Examples of the component (c) include aromatic vinyl monomers such as styrene, α-methylstyrene, vinyltoluene, and p-methylstyrene;
Vinyl cyanide monomers such as acrylonitrile, methacrylonitrile, α-chloroacrylonitrile;
Alkyl acrylates such as methyl acrylate, ethyl acrylate, butyl acrylate, 2-ethylhexyl acrylate;
Alkyl methacrylates such as methyl methacrylate and butyl methacrylate;
Hydroxyalkyl esters such as 2-hydroxyethyl acrylate and 2-hydroxyethyl methacrylate;
Aminoalkyl esters such as aminoethyl acrylate, dimethylaminoethyl acrylate, diethylaminoethyl acrylate;
Pyridines such as 2-vinylpyridine and 4-vinylpyridine;
Glycidyl esters such as glycidyl acrylate and glycidyl methacrylate;
Amides such as acrylamide, methacrylamide, N-methylolacrylamide, N-methylacrylamide, N-methylmethacrylamide, glycidylmethacrylamide, N, N-butoxymethylacrylamide;
Carboxylic acid vinyl esters such as vinyl acetate;
Examples include vinyl halides such as vinyl chloride, but those corresponding to the following component (a) are excluded. These are used alone or in combination of two or more.

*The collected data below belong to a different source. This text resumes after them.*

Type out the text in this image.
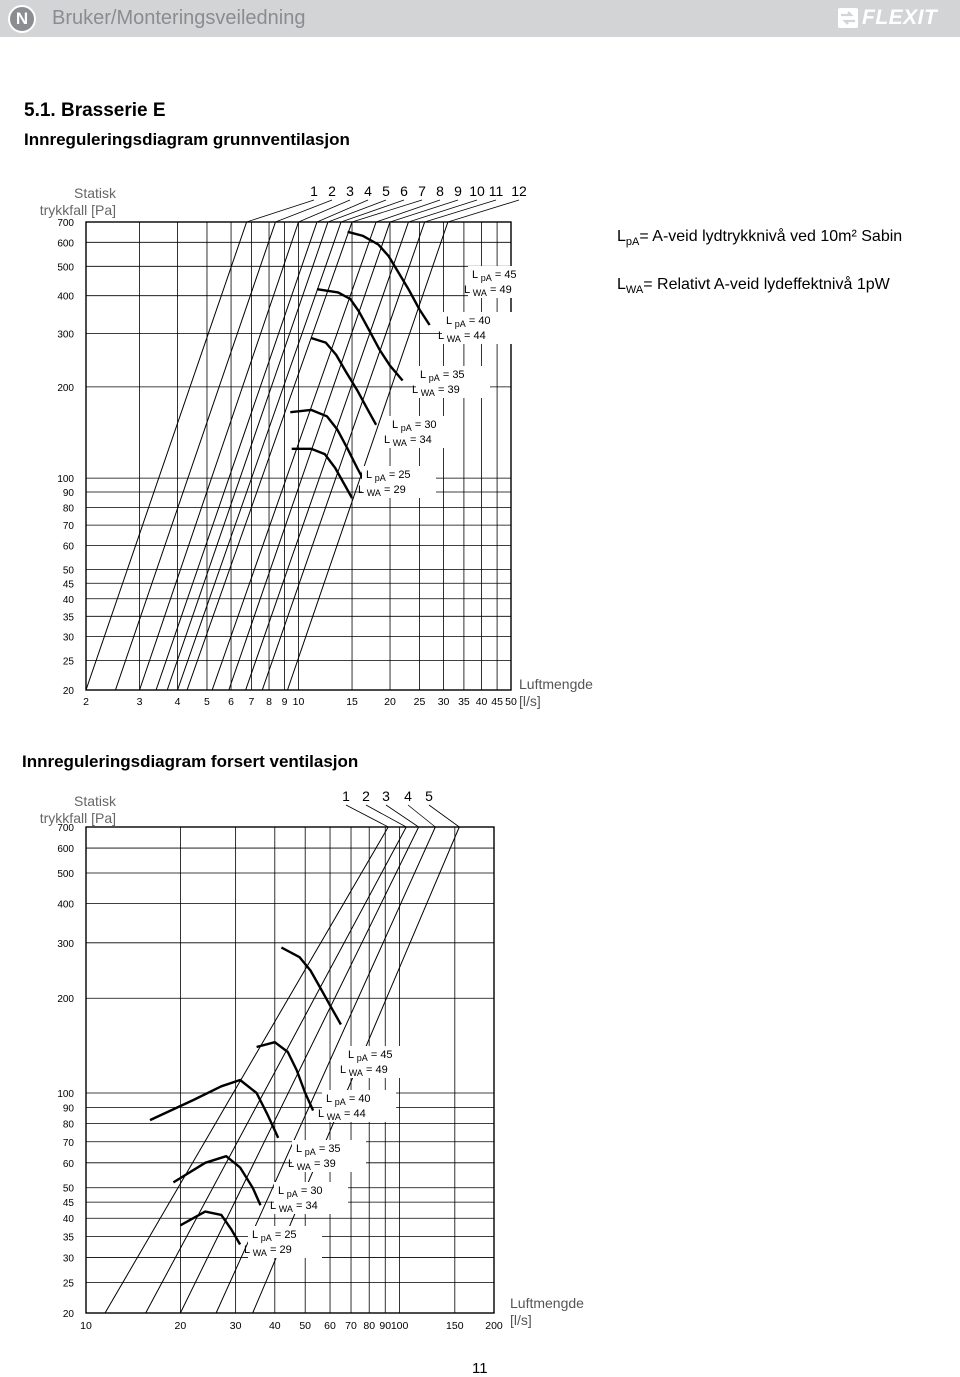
N	Bruker/Monteringsveiledning	FLEXIT
5.1. Brasserie E
Innreguleringsdiagram grunnventilasjon
Innreguleringsdiagram forsert ventilasjon
Statisk trykkfall [Pa]
Statisk trykkfall [Pa]
Luftmengde [l/s]
Luftmengde [l/s]
$L_{pA}=$ A-veid lydtrykknivå ved 10m² Sabin
$L_{WA}=$ Relativt A-veid lydeffektnivå 1pW
11
2	3	4 5 6 7 8 9 10	15	20 25 30 35 40 45 50
20
25
30
35
40
45
50
60
70
80
90
100
200
300
400
500
600
700
1 2 3 4 5 6 7 8 9 10 11 12
L $_{pA}$ = 45
L $_{WA}$ = 49
L $_{pA}$ = 40
L $_{WA}$ = 44
L $_{pA}$ = 35
L $_{WA}$ = 39
L $_{pA}$ = 30
L $_{WA}$ = 34
L $_{pA}$ = 25
L $_{WA}$ = 29
10	20	30	40 50 60 70 80 90 100	150 200
20
25
30
35
40
45
50
60
70
80
90
100
200
300
400
500
600
700
1 2 3 4 5
L $_{pA}$ = 45
L $_{WA}$ = 49
L $_{pA}$ = 40
L $_{WA}$ = 44
L $_{pA}$ = 35
L $_{WA}$ = 39
L $_{pA}$ = 30
L $_{WA}$ = 34
L $_{pA}$ = 25
L $_{WA}$ = 29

In addition, the copolymer latex of the present embodiment is a monomer mixture composed of the above components (a) to (c), or one or two or more linear or branched olefins having 3 to 6 carbon atoms. (I) component which is an oligomer having a polymerization degree of 2 to 10 derived from
Is obtained by emulsion polymerization in the presence of.

  The amount of the component (a) used is 0.0002 to 0.045 parts by mass, preferably 0.0002 to 0.03 parts by mass, more preferably 0 to 100 parts by mass of the total amount of the raw material monomers. 0002 to 0.015 parts by mass. By using 0.0002 parts by mass or more, the latex viscosity can be reduced and good printing gloss and stickiness can be realized, and when the amount used is 0.045 parts by mass or less, the printing gloss can be improved.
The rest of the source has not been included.